Oh yeah. That Father of the Year award’s looking pretty shakey.
PAD
I channel surfed past a clip of Jeff Foxworthy at around the same time I was trying to think of what I’d do for my next “But I Digress.”
And I put the two together.
You know his whole “You might be a redneck..” thing? Like, “If your parents met at a family reunion, you might be a redneck.” Well, Skrulls have green necks, which is close. So here’s the challenge: In the spirit of Jeff Foxworthy, come up with those little hints that might make you come to the realization that you might well be a Skrull. If I get enough of them, I’ll make a column out of it.
PAD
UPDATE 9/14–I’M NOT SURE WHY THIS ENTRY DOUBLE POSTED, BUT SINCE WE’VE REPLIES TO BOTH, I’M NOT SURE THAT WE CAN CONSOLIDATE THEM. SO FOR SANITY’S SAKE, PLEASE POST YOUR RESPONSES TO THIS ONE AND IGNORE THE ONE BELOW. IF GLENN CAN WORK HIS MAGIC TO PUT THEM TOGETHER, I’M SURE HE WILL. (Further update: Glenn has locked the comments thread on the other one while he tries to figure out how to migrate them here. Glenn will aslo stop talking about himself in third person any minute now. –GH)

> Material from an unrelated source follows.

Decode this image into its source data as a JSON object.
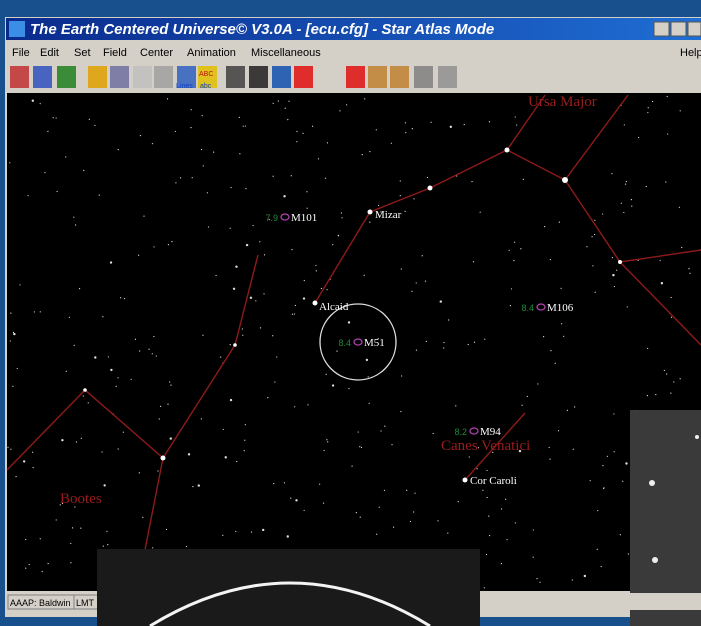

I channel surfed past a clip of Jeff Foxworthy at around the same time I was trying to think of what I’d do for my next “But I Digress.”
And I put the two together.
You know his whole “You might be a redneck..” thing? Like, “If your parents met at a family reunion, you might be a redneck.” Well, Skrulls have green necks, which is close. So here’s the challenge: In the spirit of Jeff Foxworthy, come up with those little hints that might make you come to the realization that you might well be a Skrull. If I get enough of them, I’ll make a column out of it.
PAD
So we had a low key birthday for Kathleen today. I let her sleep as late as she wanted, and in the afternoon we went out to a local Renfair (we may go to the big one in Tuxedo, NY next Saturday; haven’t decided yet.)
Tonight after dinner and her birthday cake we’re going to throw one of her birthday presents into the DVD player–the “Saviour of the Universe” edition of one of her favorite kitschy films, “Flash Gordon.”
It’s little celebrations like this that just serve to remind me of how lucky I am to have her in my life.
PAD
I was sitting at my table in Artists Alley signing away, which is pretty much what I was doing whenever I wasn’t on a panel or heading to or from a panel. And someone brought me copies of “Friendly Neighborhood Spider-Man” to autograph.
And there was Ringo’s signature on several of the covers.
I just stared at them. It took a long tme for me to be able to pick up my marker and write my name as well.
It was the first time that I’d ever found myself looking at the autograph of a co-worker on a series who’d passed away…certainly a co-worker who was younger than I.
I still have no earthly idea why it wasn’t the other way around. That it wasn’t the health-conscious Mike who was looking at my signature while I, who’d been carrying so much extra weight for so long, had succumbed to the heart attack I’d so blithely invited.
I know it’s one of those things where you’re just supposed to believe there’s a reason for all this. More and more, though, I’m moved to think that it’s just further proof that life is random, unpredictable, and unfair. Then again, as William Goldman wrote in “The Princess Bride,” No one ever said life is fair. It’s just fairer than death, that’s all.